SAFE Policy Blog

ECB Proposal: Bank Freezing Would Have an Adverse Effect

Jan Pieter Krahnen calls for a definition of a bail-in maximum

On Friday, the news agency Reuters reported that Danièle Nouy, Chair of the Supervisory Board of the Single Supervisory Mechanism (SSM) at the European Central Bank (ECB), has called for fresh powers to temporarily freeze payments at banks which are heading towards failure. The objective is to avoid a bank run if the situation of a bank deteriorates rapidly and to enable authorities to guide the bank into orderly resolution or a rescue.
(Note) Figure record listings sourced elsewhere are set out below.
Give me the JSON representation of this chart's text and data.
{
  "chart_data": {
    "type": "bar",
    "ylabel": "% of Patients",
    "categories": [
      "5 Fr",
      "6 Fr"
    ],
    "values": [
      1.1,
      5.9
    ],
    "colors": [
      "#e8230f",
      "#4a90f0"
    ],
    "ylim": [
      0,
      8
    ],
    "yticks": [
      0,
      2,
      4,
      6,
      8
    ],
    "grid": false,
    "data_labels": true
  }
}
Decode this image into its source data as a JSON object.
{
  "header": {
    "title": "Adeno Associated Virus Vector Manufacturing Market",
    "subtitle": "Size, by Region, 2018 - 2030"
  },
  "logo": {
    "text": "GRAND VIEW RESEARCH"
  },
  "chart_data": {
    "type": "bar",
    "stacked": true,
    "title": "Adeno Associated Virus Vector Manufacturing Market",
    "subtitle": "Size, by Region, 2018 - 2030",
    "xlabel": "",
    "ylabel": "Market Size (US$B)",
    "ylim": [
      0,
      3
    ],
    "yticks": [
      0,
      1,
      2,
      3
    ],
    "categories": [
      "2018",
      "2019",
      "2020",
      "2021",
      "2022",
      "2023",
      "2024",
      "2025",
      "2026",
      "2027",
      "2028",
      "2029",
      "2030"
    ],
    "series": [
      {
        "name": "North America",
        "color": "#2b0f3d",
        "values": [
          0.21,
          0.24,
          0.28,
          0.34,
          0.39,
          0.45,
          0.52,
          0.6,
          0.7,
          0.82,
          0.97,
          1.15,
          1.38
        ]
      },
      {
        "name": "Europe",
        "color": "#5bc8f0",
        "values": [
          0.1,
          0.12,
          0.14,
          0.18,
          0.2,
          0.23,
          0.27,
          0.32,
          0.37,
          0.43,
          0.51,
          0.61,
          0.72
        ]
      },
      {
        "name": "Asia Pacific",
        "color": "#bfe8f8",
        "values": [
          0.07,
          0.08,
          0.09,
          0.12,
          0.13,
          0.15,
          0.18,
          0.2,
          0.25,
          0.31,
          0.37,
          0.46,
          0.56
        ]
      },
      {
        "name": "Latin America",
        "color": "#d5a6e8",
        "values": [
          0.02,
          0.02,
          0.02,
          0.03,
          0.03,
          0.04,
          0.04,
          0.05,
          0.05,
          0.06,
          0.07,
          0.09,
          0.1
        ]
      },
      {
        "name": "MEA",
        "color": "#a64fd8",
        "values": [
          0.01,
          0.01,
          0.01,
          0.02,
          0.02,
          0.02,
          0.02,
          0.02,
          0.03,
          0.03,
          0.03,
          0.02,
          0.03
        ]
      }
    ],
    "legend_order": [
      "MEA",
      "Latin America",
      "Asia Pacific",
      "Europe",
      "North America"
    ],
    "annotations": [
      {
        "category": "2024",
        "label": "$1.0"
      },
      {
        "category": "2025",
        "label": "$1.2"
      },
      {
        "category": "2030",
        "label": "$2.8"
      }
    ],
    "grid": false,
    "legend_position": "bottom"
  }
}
There is good reason to be concerned about bank runs, given that bail-in is the new Leitmotiv of Europe’s banking regulation. Within the TLAC/MREL universe the danger of a bank run can be neglected because liabilities in this category are typically longer-term, non-runnable securities. However, bank liabilities outside the TLAC/MREL area, such as cash reserves of industrial firms or short-term deposits of institutional investors, may well be runnable, potentially posing a systemic risk.

In my opinion, the proposed moratorium is not a remedy to this problem. It would, instead of defusing the situation, effectively increase the danger of a bank run of the respective bank. This is, because creditors, knowing that a freeze of their holdings is possible, would constantly be on the lookout for signals of bail-in imminence. Therefore, powers to freeze payments of bank creditors are likely to accelerate rather than delay a potentially fatal outflow of liquidity. Even a small incident could cause creditors to question a bank’s solvency which might then create a self-fulfilling prophecy.

Is there a better way to deal with this situation? Yes, there is: A more effective tool would be to clearly define the threshold up to which bail-in will definitely be enforced. Whether the 8-percent threshold is sufficient – as suggested by MREL –, needs to be discussed further. Apart from that, it should be clear for bank investors and bank creditors that a bail-out is guaranteed beyond the bail-in threshold and the public deposit insurance of up to 100,000 euros. Only a clear-cut line between bail-out and bail-in will eventually prevent bank runs in case of a looming bank failure.